One of the most controversial films to premiere at Cannes in the past ten years, Lars von Trier’s Antichrist makes its Criterion Channel debut as our spotlight edition this week. Starring Willem Dafoe and Charlotte Gainsbourg as a man and woman who come face to face with the terror of nature while mourning the accidental death of their infant son, this graphic psychodrama is now available to stream alongside the complete supplements from our release, including several behind-the-scenes videos and a documentary on the film’s notorious Cannes screening.
Also new this week on FilmStruck: intimate portraits of two cinema icons, a pair of classic comedies we programmed for Tax Day, and a moody, environmental-themed double bill.
Legendary Japanese actor Tatsuya Nakadai recently stopped by Criterion to discuss his storied career, sharing some of the lessons he learned from working with luminaries Akira Kurosawa, Mikio Naruse, Masaki Kobayashi, Kihachi Okamoto, and Hiroshi Teshigahara. Along with the interview, we present a genre-hopping selection of films that feature his most pivotal roles, including Kurosawa’s Sanjuro, whose bloody climax the actor discusses in this clip.
On the heels of Tax Day, this week’s Short + Feature pairs two playful films that follow the money: Charlie Chaplin’s 1922 Pay Day, a silent short about the wage-related bickering of a bricklayer and his wife, and Juzo Itami’s 1987 A Taxing Woman, a tax-collector comedy that the Tampopo director was inspired to make after joining a higher tax bracket himself.
As part of our ongoing presentation of episodes from Cinéastes de notre temps (1964–72), a French television series that profiled filmmakers from around the world, we’re spotlighting one of the show’s first installments.

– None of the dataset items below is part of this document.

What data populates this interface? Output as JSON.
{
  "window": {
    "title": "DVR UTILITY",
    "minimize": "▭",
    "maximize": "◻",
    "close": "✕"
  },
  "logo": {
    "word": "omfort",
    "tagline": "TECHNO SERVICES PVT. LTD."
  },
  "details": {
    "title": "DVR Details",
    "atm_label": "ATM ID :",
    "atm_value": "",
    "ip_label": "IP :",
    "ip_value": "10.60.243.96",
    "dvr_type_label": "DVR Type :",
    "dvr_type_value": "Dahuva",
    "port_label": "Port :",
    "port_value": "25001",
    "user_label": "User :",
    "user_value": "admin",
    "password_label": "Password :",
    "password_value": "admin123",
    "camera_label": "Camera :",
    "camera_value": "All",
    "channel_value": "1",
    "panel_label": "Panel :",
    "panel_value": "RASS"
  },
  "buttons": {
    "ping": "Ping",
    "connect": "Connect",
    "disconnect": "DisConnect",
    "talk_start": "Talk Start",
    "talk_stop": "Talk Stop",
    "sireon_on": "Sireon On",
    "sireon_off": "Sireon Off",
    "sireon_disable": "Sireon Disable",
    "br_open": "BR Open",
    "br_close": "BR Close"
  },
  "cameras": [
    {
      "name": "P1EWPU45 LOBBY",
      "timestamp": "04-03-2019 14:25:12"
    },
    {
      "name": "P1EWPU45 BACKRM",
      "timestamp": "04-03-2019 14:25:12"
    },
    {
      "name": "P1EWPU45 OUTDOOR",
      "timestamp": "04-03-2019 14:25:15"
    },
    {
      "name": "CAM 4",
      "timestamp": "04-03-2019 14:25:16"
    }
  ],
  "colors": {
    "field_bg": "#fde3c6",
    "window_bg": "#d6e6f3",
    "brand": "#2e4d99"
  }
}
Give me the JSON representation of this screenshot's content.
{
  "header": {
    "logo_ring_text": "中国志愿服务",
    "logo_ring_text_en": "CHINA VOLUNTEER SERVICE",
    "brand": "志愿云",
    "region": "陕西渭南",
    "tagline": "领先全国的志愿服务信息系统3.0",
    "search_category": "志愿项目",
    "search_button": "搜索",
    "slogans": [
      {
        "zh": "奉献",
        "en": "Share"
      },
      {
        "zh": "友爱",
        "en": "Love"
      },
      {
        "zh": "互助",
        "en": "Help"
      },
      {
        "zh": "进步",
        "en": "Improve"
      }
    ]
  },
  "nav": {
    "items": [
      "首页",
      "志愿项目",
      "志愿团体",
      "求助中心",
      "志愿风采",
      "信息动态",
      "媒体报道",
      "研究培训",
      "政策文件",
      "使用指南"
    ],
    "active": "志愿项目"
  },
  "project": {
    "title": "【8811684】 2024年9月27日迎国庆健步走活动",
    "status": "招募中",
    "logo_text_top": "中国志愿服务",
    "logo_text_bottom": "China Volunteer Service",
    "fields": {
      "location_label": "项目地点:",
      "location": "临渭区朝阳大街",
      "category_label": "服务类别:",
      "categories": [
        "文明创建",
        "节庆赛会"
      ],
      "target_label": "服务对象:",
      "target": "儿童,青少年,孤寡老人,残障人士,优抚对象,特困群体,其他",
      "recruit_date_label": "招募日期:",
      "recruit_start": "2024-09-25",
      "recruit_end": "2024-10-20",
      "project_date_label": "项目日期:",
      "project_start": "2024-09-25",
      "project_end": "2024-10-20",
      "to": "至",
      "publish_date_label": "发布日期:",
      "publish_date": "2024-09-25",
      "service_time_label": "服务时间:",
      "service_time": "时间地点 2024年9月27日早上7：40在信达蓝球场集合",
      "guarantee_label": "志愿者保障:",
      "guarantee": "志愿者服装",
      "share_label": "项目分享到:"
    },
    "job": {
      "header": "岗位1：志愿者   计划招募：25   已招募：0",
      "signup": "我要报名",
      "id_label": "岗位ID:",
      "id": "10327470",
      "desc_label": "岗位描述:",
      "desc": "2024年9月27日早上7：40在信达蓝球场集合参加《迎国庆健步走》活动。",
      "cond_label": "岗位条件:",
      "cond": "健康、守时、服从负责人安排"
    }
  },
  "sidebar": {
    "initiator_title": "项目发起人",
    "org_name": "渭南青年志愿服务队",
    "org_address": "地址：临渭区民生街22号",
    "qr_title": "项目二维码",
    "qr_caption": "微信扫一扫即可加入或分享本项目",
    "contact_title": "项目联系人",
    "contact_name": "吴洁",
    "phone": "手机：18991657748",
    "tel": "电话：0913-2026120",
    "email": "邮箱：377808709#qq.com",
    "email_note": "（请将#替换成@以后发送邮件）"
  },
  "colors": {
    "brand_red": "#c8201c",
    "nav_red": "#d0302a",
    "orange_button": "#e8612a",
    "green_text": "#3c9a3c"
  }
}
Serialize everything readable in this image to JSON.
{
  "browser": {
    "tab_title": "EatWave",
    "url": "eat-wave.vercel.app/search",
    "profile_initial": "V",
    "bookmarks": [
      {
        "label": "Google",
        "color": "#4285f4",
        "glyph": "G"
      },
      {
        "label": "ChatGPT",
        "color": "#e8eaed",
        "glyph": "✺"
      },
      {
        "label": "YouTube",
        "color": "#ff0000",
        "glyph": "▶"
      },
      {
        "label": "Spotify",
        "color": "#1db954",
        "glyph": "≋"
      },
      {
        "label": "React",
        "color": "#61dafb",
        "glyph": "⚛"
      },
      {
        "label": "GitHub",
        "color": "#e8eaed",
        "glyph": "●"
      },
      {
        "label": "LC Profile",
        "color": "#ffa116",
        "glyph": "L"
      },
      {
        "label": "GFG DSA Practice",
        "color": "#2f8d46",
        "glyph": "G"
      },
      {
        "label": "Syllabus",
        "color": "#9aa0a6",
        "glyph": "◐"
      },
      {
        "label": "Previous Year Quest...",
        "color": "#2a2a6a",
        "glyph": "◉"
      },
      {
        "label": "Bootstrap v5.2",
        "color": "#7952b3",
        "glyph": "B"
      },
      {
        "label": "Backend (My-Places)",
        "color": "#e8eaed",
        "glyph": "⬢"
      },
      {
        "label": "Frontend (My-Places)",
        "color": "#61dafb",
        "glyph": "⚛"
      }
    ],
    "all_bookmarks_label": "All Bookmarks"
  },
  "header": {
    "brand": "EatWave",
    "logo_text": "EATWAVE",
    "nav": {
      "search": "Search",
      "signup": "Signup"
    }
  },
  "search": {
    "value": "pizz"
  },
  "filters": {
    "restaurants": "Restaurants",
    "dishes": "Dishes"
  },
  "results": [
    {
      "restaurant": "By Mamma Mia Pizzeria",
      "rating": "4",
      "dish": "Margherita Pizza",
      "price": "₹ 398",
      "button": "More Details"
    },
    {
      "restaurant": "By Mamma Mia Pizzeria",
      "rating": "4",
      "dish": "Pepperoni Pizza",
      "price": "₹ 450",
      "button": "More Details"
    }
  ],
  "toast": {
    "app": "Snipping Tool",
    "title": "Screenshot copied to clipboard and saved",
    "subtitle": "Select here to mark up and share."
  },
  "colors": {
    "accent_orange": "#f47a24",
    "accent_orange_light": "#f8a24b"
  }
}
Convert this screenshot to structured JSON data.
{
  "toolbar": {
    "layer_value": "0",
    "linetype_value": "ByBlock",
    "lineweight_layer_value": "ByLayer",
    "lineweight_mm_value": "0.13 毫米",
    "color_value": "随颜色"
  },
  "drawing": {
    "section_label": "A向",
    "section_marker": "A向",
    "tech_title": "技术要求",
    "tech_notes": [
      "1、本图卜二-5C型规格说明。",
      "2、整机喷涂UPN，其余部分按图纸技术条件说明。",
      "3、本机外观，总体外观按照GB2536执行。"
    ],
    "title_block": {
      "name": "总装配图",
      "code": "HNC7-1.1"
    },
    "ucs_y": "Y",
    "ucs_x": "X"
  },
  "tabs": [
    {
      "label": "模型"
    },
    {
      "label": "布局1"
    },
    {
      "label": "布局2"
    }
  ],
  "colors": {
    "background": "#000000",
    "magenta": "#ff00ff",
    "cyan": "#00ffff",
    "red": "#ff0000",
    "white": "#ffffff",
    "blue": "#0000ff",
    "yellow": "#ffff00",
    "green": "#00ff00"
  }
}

In this 1964 documentary, French New Wave director Jacques Rozier chronicles the life of one of cinema’s great enfants terribles, Jean Vigo, who died of tuberculosis at the age of twenty-nine after making just a handful of films, including the redoubtable masterpiece L’Atalante (1934). Compiling interviews with a variety of friends and collaborators of Vigo’s, this program attests to the rebellious and poetic spirit the director brought to his work. Programmer Michael Sragow chats about the series’s legacy with former Film Society of Lincoln Center program director Richard Peña in this interview.
Environmental threats hang over these two atmospheric masterpieces, featured on the Channel just in time for Earth Day. Antonioni’s first color film evokes the creeping malaise that comes with industrialization, while the apocalypse itself looms nigh in Peter Weir’s beguiling mystery, a dreamlike investigation of the fissures between colonial and aboriginal Australia.